Der demokratische Frühling

Okt. 1944

"Oktoberrevolution": Ein Bündnis aus städtischem Kleinbürgertum, Studenten, Intellektuellen und Militäroffizieren stürzt das Triumvirat.
Indígenaaufstand in Patzicía.

März 1945

Juan José Arévalo wird Präsident. Die neue Verfassung schafft die Gesetze gegen Vagabundentum ab, garantiert Meinungs- und Pressefreiheit und das Wahlrecht für alle Erwachsenen mit Ausnahme des Lebens und Schreibens unkundiger Frauen. Die Regierung erklärt die Autonomie der Universität.

1947

Neue Arbeitsgesetze garantieren Organisationsfreiheit, Streikrecht und andere grundlegende Rechte für die Arbeiter.

1949

Neue Pachtgesetze zwingen die Großgrundbesitzer, brachliegendes Land an Bauern zu verpachten.

1950

Mit 63% aller Stimmen wird Jacobo Arbenz zum Präsidenten gewählt.

1951

Legalisierung der Guatemaltekischen Arbeiterpartei (PGT), gegründet 1949.

1952

Verabschiedung der Agrarreformgesetze.

1953

Die Regierung Arbenz zieht das Kapital der IRCA ein, als Entschädigung für unterschlagene Steuern.

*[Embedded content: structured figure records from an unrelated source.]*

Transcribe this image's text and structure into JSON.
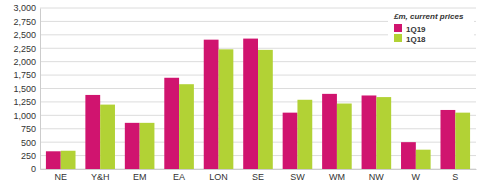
{
  "chart_data": {
    "type": "bar",
    "annotation": "£m, current prices",
    "categories": [
      "NE",
      "Y&H",
      "EM",
      "EA",
      "LON",
      "SE",
      "SW",
      "WM",
      "NW",
      "W",
      "S"
    ],
    "series": [
      {
        "name": "1Q19",
        "color": "#d0146f",
        "values": [
          330,
          1380,
          860,
          1700,
          2410,
          2430,
          1050,
          1400,
          1370,
          500,
          1100
        ]
      },
      {
        "name": "1Q18",
        "color": "#b2d235",
        "values": [
          340,
          1200,
          860,
          1580,
          2230,
          2220,
          1290,
          1220,
          1340,
          360,
          1050
        ]
      }
    ],
    "ylim": [
      0,
      3000
    ],
    "yticks": [
      0,
      250,
      500,
      750,
      {
        "value": 1000,
        "label": "1,000"
      },
      {
        "value": 1250,
        "label": "1,250"
      },
      {
        "value": 1500,
        "label": "1,500"
      },
      {
        "value": 1750,
        "label": "1,750"
      },
      {
        "value": 2000,
        "label": "2,000"
      },
      {
        "value": 2250,
        "label": "2,250"
      },
      {
        "value": 2500,
        "label": "2,500"
      },
      {
        "value": 2750,
        "label": "2,750"
      },
      {
        "value": 3000,
        "label": "3,000"
      }
    ],
    "grid": true,
    "legend": "top-right"
  }
}
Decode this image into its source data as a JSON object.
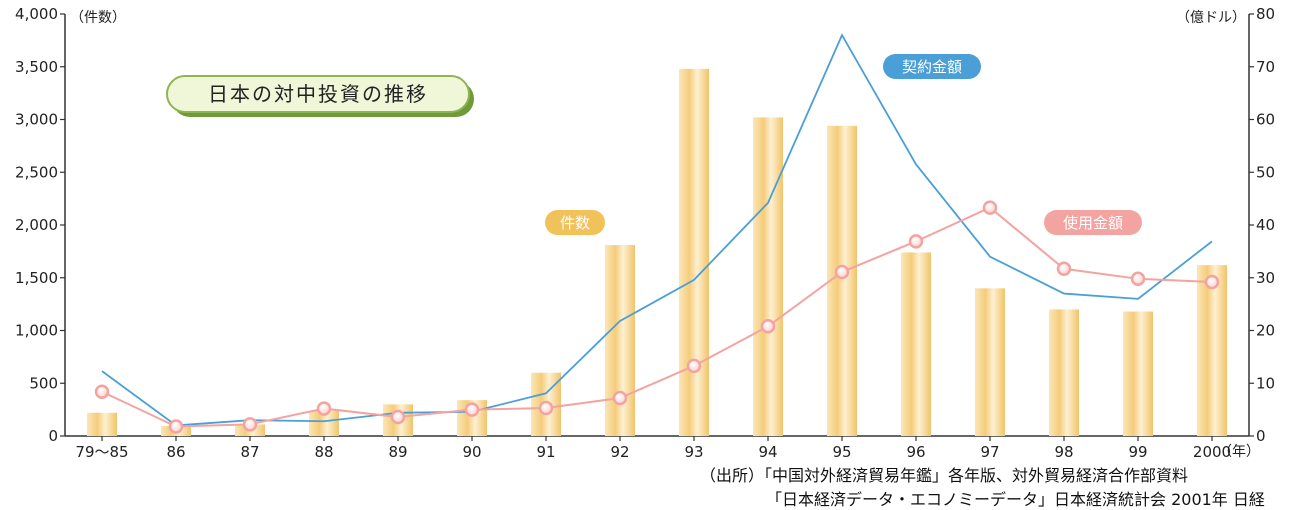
{
  "chart_data": {
    "type": "bar+line",
    "title": "日本の対中投資の推移",
    "left_axis_unit": "（件数）",
    "right_axis_unit": "（億ドル）",
    "x_unit": "（年）",
    "categories": [
      "79～85",
      "86",
      "87",
      "88",
      "89",
      "90",
      "91",
      "92",
      "93",
      "94",
      "95",
      "96",
      "97",
      "98",
      "99",
      "2000"
    ],
    "y_left": {
      "ylim": [
        0,
        4000
      ],
      "ticks": [
        "4,000",
        "3,500",
        "3,000",
        "2,500",
        "2,000",
        "1,500",
        "1,000",
        "500",
        "0"
      ]
    },
    "y_right": {
      "ylim": [
        0,
        80
      ],
      "ticks": [
        "80",
        "70",
        "60",
        "50",
        "40",
        "30",
        "20",
        "10",
        "0"
      ]
    },
    "series": [
      {
        "name": "件数",
        "type": "bar",
        "axis": "left",
        "color": "#f7d48a",
        "values": [
          220,
          95,
          110,
          240,
          300,
          340,
          600,
          1810,
          3480,
          3020,
          2940,
          1740,
          1400,
          1200,
          1180,
          1620
        ]
      },
      {
        "name": "契約金額",
        "type": "line",
        "axis": "right",
        "color": "#4a9fd6",
        "values": [
          12.3,
          2.0,
          3.0,
          2.8,
          4.4,
          4.6,
          8.1,
          21.8,
          29.6,
          44.2,
          76.0,
          51.5,
          34.0,
          27.0,
          26.0,
          36.9
        ]
      },
      {
        "name": "使用金額",
        "type": "line",
        "axis": "right",
        "color": "#f3a3a0",
        "values": [
          8.4,
          1.8,
          2.2,
          5.2,
          3.6,
          5.0,
          5.3,
          7.2,
          13.3,
          20.8,
          31.1,
          36.9,
          43.3,
          31.7,
          29.8,
          29.2
        ]
      }
    ],
    "legend_labels": {
      "kensu": "件数",
      "keiyaku": "契約金額",
      "shiyo": "使用金額"
    }
  },
  "source": {
    "line1": "（出所）「中国対外経済貿易年鑑」各年版、対外貿易経済合作部資料",
    "line2": "「日本経済データ・エコノミーデータ」日本経済統計会 2001年 日経"
  }
}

Die Landverteilung beginnt. 162 000 ha Land der UFCo werden enteignet.

März 1954

Konferenz der Organisation Amerikanischer Staaten (OAS) in Caracas: Die USA setzen eine Resolution gegen Guatemala durch, unter dem Vorwand der Verteidigung der westlichen Hemisphäre gegen die "kommunistische Aggression".

17./18. Juni 1954

Die Söldnertruppen von Oberst Castillo Armas dringen von Honduras aus in Guatemala ein; Luftangriffe nordamerikanischer Flugzeuge; Arbenz dankt ab.

Quelle: Guatemala: Der lange Weg zur Freiheit, Hrsg.: Informationsstelle Guatemala e.V.